Almost every business has some assets that are underutilized and be leveraged further to increase growth.

9. Improve financing arrangements

Almost all small business need some types of finance instruments to smooth the peaks and valleys of revenue and expenses.

Easy Credit

Many small business use credit cards for line of credit type financing. This can be convenient and easier to setup than a traditional bank line of credit. However convenient, this can increase your costs due to the high interest rates some companies charge.

Work your network

Talk with your bank. Find out what they offer.  Talk to other banks.

Talk to other business owners and see who or what they use. Many cities have economic development offices that can also help identify financial resources availability to small business.
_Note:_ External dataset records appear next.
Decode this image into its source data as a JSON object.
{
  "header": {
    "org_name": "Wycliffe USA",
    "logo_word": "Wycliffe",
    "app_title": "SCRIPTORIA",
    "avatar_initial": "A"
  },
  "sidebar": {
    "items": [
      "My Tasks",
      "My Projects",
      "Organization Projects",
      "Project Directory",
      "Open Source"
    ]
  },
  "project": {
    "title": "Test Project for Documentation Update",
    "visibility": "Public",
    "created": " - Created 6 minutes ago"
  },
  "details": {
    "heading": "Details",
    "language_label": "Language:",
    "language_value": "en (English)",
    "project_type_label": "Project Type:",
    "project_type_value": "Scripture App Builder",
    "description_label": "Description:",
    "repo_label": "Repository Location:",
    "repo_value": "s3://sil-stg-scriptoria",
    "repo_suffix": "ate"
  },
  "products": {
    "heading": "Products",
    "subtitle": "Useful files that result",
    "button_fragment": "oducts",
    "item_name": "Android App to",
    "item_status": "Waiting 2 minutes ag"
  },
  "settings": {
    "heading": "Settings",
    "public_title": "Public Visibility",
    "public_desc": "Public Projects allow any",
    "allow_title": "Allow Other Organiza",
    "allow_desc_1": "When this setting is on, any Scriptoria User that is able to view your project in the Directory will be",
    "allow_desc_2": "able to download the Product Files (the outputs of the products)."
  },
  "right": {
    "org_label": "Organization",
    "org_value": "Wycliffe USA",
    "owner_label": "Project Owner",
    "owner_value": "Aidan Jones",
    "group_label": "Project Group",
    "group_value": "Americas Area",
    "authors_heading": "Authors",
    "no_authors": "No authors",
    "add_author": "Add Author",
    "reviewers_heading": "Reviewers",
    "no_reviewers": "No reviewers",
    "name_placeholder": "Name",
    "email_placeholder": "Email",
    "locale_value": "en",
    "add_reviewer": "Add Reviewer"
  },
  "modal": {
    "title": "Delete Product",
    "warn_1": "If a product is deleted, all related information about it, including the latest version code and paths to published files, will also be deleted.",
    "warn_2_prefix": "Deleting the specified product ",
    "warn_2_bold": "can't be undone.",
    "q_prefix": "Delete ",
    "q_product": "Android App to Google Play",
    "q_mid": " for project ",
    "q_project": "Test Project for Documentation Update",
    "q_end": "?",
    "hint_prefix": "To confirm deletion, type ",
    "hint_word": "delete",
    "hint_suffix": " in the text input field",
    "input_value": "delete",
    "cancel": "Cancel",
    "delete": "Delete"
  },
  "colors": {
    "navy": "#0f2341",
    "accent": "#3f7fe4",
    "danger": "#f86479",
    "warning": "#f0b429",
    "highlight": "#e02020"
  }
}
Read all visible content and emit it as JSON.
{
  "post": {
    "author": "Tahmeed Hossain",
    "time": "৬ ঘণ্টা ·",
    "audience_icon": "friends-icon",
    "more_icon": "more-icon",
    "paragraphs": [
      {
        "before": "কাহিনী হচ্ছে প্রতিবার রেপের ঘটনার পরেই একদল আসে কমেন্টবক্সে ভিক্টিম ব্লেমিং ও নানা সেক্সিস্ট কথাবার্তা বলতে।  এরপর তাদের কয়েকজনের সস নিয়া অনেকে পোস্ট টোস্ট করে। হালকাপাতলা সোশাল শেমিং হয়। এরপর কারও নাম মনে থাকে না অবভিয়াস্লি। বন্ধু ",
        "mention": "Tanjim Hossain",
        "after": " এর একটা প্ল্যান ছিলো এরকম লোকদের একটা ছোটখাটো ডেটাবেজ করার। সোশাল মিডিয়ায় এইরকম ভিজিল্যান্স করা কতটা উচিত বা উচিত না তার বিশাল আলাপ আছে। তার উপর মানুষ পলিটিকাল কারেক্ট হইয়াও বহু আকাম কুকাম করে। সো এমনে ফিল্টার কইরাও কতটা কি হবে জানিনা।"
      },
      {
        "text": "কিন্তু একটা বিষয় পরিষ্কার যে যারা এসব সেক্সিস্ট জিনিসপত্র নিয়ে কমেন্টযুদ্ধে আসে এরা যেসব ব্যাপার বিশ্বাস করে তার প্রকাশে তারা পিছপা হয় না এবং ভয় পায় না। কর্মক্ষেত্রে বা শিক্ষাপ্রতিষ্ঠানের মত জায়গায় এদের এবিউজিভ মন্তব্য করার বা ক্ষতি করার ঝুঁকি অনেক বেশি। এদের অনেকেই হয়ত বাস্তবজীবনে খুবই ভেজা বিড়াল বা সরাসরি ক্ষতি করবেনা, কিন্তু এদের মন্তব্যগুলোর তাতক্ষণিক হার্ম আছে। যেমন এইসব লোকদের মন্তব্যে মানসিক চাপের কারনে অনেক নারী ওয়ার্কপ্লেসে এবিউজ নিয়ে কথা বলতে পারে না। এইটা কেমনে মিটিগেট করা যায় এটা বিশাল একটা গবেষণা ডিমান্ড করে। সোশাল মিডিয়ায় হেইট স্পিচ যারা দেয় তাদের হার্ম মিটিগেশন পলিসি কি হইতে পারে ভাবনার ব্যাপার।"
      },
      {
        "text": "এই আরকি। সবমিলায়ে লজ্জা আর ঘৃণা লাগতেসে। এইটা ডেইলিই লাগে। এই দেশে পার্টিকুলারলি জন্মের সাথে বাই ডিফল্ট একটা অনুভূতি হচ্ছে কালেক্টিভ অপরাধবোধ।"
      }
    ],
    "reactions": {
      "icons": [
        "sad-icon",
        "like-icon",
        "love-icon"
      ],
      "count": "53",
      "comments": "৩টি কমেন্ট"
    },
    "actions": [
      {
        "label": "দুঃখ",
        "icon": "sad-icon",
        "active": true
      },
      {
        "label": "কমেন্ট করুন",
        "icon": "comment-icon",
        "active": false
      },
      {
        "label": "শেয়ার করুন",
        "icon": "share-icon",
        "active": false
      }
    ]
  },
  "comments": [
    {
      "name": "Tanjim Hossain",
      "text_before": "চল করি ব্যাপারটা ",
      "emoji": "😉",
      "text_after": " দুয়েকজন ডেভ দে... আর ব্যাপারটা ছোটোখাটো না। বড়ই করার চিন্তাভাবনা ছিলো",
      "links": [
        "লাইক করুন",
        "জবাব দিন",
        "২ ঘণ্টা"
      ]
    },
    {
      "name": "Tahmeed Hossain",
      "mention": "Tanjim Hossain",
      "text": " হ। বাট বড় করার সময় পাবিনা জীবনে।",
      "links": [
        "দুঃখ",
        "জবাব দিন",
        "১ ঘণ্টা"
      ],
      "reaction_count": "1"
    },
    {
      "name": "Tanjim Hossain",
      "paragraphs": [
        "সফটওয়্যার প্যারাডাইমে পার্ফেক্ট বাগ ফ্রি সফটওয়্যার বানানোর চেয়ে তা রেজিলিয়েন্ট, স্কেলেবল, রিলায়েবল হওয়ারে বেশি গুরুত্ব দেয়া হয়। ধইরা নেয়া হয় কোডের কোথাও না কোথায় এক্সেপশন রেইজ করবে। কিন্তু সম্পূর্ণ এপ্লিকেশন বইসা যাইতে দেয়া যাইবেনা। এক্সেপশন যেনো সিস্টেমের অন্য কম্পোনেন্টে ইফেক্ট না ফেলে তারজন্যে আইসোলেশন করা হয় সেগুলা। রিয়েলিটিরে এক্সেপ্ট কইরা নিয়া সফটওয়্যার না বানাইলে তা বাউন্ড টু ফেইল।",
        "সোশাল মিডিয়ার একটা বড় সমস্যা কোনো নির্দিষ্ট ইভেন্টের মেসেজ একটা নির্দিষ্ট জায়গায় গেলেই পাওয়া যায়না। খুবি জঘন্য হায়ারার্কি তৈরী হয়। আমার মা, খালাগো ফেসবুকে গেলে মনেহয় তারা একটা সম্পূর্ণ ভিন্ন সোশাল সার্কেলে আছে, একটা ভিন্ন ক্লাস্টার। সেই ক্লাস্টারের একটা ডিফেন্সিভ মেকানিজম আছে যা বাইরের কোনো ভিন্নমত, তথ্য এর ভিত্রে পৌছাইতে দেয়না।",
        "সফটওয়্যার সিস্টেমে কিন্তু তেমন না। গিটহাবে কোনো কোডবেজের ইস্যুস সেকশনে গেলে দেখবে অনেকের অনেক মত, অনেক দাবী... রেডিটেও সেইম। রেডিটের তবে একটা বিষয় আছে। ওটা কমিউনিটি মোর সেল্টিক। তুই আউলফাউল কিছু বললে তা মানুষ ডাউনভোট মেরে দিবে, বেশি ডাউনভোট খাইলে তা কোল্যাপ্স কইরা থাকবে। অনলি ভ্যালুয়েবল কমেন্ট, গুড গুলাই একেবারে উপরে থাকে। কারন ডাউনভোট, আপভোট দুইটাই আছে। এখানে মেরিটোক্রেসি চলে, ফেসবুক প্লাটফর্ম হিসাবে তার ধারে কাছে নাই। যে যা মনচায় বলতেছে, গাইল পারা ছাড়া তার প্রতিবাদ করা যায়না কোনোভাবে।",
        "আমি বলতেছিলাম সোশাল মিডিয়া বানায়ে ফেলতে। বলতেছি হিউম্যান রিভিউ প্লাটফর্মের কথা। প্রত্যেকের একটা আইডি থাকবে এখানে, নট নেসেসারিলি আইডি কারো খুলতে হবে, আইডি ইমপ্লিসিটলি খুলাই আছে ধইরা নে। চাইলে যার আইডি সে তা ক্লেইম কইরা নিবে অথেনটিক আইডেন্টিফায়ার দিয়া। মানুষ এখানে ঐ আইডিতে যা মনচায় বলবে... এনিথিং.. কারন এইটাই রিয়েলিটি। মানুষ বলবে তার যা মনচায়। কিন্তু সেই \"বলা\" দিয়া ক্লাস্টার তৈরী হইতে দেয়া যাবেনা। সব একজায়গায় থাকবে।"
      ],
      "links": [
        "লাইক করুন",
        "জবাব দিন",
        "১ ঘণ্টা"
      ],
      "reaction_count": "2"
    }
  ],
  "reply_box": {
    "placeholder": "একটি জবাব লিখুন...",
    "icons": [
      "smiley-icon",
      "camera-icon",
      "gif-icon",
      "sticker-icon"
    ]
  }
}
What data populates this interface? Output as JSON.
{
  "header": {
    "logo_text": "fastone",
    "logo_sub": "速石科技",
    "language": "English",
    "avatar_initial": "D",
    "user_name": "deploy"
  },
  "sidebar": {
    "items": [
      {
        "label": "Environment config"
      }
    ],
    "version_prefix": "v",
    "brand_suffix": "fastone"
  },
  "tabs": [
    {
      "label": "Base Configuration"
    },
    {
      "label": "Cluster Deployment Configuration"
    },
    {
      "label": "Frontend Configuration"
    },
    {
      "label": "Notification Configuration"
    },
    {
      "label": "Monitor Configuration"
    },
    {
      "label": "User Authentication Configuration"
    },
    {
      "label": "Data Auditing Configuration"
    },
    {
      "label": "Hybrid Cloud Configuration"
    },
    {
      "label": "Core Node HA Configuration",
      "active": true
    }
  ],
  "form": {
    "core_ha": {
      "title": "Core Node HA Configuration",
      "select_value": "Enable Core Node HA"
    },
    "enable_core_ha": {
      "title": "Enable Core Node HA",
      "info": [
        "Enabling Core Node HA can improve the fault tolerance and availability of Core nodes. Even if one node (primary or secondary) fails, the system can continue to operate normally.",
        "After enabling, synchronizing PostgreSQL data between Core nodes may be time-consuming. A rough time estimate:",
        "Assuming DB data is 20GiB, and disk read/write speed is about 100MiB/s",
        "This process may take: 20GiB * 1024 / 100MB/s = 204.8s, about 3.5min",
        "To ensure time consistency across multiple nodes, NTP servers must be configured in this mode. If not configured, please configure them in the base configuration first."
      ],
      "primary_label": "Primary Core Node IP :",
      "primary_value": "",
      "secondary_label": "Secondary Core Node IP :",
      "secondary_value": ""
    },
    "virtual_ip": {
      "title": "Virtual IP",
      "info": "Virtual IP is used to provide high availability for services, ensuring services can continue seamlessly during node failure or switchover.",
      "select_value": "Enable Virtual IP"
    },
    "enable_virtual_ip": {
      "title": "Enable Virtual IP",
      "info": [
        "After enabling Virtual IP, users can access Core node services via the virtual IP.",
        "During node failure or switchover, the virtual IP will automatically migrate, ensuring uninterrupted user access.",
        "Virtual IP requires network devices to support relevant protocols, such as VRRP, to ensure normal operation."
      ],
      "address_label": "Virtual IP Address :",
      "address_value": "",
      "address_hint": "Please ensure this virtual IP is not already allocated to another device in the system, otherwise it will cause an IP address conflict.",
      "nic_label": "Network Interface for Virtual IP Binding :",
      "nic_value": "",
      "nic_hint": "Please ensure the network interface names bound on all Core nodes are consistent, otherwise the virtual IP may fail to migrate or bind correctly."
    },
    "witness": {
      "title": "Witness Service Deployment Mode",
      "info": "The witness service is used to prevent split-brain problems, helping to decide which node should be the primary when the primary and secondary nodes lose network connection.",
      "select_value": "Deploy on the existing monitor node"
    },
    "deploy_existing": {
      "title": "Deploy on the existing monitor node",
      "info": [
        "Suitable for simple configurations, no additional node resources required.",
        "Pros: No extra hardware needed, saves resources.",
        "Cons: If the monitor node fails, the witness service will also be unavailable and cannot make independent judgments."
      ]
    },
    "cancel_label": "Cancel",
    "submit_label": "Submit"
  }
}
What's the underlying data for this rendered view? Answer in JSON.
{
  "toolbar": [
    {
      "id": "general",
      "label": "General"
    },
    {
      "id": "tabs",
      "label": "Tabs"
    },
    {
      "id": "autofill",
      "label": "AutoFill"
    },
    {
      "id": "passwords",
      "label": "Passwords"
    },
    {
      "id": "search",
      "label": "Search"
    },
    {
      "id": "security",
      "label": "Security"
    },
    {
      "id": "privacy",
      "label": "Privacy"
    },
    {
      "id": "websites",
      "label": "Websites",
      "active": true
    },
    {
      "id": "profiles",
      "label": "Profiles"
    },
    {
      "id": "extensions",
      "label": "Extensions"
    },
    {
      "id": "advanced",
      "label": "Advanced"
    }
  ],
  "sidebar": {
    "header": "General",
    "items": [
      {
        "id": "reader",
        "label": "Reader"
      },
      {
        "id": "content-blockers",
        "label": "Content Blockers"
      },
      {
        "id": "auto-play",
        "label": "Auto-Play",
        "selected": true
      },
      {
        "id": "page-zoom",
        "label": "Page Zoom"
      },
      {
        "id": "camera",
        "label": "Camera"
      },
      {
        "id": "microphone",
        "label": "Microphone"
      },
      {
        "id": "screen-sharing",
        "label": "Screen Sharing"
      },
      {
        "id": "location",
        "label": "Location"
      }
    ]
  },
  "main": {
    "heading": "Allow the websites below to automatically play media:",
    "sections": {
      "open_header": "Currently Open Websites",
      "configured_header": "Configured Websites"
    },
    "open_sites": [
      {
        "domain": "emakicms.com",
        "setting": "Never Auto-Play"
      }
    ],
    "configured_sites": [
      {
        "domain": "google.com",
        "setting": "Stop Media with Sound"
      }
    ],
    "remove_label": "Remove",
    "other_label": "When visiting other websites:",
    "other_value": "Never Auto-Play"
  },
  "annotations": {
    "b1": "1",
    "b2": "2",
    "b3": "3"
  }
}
Call them.

Maintain flexibility

If your business requires line of credit or debt financing work to make your cost of capital as low as possible while retaining the flexibility you need.

If you can reduce your financing charges a few percentage points by new or different arrangements that is money in your pocket. 

10. Expand marketing

With a little spend you many increase your message reach greatly. 

Go social

Are you using the best social media outlets for your audience? Making posts on the popular channels like Facebook, Instagram, Twitter or LinkedIn can easily increase your reach and access to potential customers.

If you have video capability you can post some videos to YouTube with good key words sprinkled in the descriptions and titles, since it  is now the #2 internet search engine in the world.

Add some ads

For online marketing Facebook, Google and YouTube all offer highly targeted ad placements.

Trade industry publications are another potential source. Many of those publications maintain subscriber lists with very detail demographic information on the readership. This allows you to engage in very targeted advertising. 

Depending on your product or service an online webinar can be a cheap and easy way to reach new customers as well. 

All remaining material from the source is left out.